Error in callJMethod(x@sdf, "limit", as.integer(num)) : 
  Invalid jobj 14. If SparkR was restarted, Spark operations need to be re-executed.
    at org.apache.spark.api.r.RRunner.compute(RRunner.scala:108)
    at org.apache.spark.api.r.BaseRRDD.compute(RRDD.scala:49)
    at org.apache.spark.rdd.RDD.computeOrReadCheckpoint(RDD.scala:319)
    at org.apache.spark.rdd.RDD.iterator(RDD.scala:283)
    at org.apache.spark.scheduler.ResultTask.runTask(ResultTask.scala:70)
    at org.apache.spark.scheduler.Task.run(Task.scala:85)
    at org.apache.spark.executor.Executor$TaskRunner.run(Executor.scala:274)
    at java.util.concurrent.ThreadPoolExecutor.runWorker(ThreadPoolExecutor.java:1142)
    at java.util.concurrent.ThreadPoolExecutor$Worker.run(ThreadPoolExecutor.java:617)
    at java.lang.Thread.run(Thread.java:745)

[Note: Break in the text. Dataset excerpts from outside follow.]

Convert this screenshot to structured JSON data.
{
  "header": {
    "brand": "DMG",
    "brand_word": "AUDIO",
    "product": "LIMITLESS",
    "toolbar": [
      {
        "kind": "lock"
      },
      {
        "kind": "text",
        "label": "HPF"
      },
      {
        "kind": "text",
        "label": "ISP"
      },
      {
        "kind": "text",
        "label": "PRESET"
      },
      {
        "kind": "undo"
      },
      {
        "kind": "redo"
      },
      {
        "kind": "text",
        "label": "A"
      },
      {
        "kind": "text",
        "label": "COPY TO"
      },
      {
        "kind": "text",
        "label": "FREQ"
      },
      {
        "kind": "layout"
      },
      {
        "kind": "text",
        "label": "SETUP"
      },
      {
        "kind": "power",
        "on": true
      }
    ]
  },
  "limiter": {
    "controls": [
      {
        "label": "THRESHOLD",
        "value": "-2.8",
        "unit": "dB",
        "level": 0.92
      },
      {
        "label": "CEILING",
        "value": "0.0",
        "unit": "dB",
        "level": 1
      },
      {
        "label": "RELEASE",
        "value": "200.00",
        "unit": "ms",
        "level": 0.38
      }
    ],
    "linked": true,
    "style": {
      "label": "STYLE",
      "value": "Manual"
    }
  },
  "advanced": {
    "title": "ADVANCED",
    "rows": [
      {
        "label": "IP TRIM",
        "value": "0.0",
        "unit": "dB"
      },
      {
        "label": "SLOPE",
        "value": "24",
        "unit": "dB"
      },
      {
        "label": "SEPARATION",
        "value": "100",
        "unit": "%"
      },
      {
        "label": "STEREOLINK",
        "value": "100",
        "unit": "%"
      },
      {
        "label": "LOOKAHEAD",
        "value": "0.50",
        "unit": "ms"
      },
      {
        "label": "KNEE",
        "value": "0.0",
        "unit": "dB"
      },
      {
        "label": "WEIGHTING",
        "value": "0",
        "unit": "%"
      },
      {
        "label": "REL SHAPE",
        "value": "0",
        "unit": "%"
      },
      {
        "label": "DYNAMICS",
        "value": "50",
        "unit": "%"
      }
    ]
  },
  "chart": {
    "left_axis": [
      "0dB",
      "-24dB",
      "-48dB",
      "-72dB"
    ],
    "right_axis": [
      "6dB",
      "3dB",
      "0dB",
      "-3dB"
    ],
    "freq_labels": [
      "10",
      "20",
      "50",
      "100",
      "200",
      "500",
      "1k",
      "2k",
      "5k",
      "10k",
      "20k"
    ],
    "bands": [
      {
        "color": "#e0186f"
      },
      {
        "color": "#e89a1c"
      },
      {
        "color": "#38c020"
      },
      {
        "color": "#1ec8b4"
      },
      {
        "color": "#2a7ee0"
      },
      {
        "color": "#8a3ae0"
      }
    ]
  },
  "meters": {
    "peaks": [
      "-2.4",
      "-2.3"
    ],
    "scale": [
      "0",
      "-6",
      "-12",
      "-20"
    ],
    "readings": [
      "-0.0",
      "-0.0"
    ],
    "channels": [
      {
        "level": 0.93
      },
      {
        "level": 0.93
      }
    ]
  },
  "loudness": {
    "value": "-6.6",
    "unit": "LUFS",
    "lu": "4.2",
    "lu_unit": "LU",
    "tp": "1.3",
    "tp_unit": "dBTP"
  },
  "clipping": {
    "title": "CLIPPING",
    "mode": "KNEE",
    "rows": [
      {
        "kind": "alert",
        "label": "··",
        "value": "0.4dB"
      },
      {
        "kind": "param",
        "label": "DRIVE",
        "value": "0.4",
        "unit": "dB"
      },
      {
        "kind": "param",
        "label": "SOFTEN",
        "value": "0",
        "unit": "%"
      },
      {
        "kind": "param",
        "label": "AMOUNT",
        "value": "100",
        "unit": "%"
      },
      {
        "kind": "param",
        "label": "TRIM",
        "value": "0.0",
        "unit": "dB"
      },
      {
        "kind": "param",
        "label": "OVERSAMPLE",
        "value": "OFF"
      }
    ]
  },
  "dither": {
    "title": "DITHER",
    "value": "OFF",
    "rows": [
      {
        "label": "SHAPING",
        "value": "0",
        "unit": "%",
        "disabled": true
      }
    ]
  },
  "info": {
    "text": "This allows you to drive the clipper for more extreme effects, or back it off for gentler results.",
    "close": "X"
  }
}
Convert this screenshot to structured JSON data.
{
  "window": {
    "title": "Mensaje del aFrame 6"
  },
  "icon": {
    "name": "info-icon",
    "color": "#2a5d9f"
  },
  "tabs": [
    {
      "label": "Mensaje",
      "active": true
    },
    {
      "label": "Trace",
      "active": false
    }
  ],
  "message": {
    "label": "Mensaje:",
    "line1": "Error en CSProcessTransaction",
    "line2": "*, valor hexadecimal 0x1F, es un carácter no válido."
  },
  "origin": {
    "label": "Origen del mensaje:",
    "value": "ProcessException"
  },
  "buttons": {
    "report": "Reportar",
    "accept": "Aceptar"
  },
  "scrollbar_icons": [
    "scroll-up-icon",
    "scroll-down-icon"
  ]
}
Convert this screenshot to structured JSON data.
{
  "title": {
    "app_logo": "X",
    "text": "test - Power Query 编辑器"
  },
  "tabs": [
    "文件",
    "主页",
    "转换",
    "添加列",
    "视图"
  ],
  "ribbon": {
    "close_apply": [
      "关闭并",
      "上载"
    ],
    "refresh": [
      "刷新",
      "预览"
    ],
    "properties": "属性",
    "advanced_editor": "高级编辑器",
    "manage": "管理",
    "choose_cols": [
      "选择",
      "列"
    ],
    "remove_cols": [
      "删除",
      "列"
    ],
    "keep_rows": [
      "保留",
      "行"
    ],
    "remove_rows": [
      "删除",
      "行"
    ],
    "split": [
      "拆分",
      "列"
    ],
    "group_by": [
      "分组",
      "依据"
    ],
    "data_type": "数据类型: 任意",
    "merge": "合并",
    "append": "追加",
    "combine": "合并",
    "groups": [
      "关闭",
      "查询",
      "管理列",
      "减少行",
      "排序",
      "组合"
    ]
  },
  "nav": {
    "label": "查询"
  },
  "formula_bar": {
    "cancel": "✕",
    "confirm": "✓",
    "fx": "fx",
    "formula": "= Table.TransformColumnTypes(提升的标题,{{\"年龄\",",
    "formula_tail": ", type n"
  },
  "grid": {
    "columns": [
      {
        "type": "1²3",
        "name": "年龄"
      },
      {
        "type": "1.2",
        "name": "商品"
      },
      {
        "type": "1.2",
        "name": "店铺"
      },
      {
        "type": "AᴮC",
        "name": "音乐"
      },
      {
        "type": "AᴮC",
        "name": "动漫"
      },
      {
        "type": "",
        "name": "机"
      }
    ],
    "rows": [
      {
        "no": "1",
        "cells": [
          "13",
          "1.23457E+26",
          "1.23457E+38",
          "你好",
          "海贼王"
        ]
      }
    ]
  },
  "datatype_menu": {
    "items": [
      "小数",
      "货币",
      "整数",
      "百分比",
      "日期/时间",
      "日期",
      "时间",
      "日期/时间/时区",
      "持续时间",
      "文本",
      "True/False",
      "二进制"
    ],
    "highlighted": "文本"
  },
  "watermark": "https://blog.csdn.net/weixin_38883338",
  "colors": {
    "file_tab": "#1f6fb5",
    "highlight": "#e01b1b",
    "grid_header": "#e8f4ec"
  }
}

17/04/28 01:57:56 ERROR TaskSetManager: Task 1 in stage 1.0 failed 4 times; aborting job
17/04/28 01:57:56 ERROR RBackendHandler: collect on 19 failed
Error in invokeJava(isStatic = FALSE, objId$id, methodName, ...) : 
  org.apache.spark.SparkException: Job aborted due to stage failure: Task 1 in stage 1.0 failed 4 times, most recent failure: Lost task 1.3 in stage 1.0 (TID 6, 173.38.82.175): org.apache.spark.SparkException: R computation failed with
 Error in callJMethod(x@sdf, "limit", as.integer(num)) : 
  Invalid jobj 14. If SparkR was restarted, Spark operations need to be re-executed.
Error in callJMethod(x@sdf, "limit", as.integer(num)) : 
  Invalid jobj 14. If SparkR was restarted, Spark operations need to be re-executed.
Error in callJMethod(x@sdf, "limit", as.integer(num)) : 
  Invalid jobj 14. If SparkR was restarted, Spark operations need to be re-executed.
    at org.apache.spark.api.r.RRunner.compute(RRunner.scala:108)
    at org.apache.spark.api.r.BaseRRDD.compute(RRDD.scala:49)
    at org.apache.spark.rdd.RDD.computeOrReadCheckpoint(RDD.scala:319)
    at org.apache.spark.rdd.RDD.iterator(RDD.scala:283)
    at org.apache.spark.scheduler.ResultTask.runTask(ResultTask.scala:70)
    at org.apache.s

Of course, I can provide function with the complex argument like list, but I would rather upload the data to spark cluster once and enable each of the executors to access it during the runtime.


Solution

  • Nesting of distributed contexts is not permitted in Apache Spark and you cannot access distributed data structures from within a task.

    Furthermore SparkDataFrame is not intended as for cases where you need single item access, which is seems to be the desired behavior here. If you want to pass arguments to you should do it directly using standard R objects.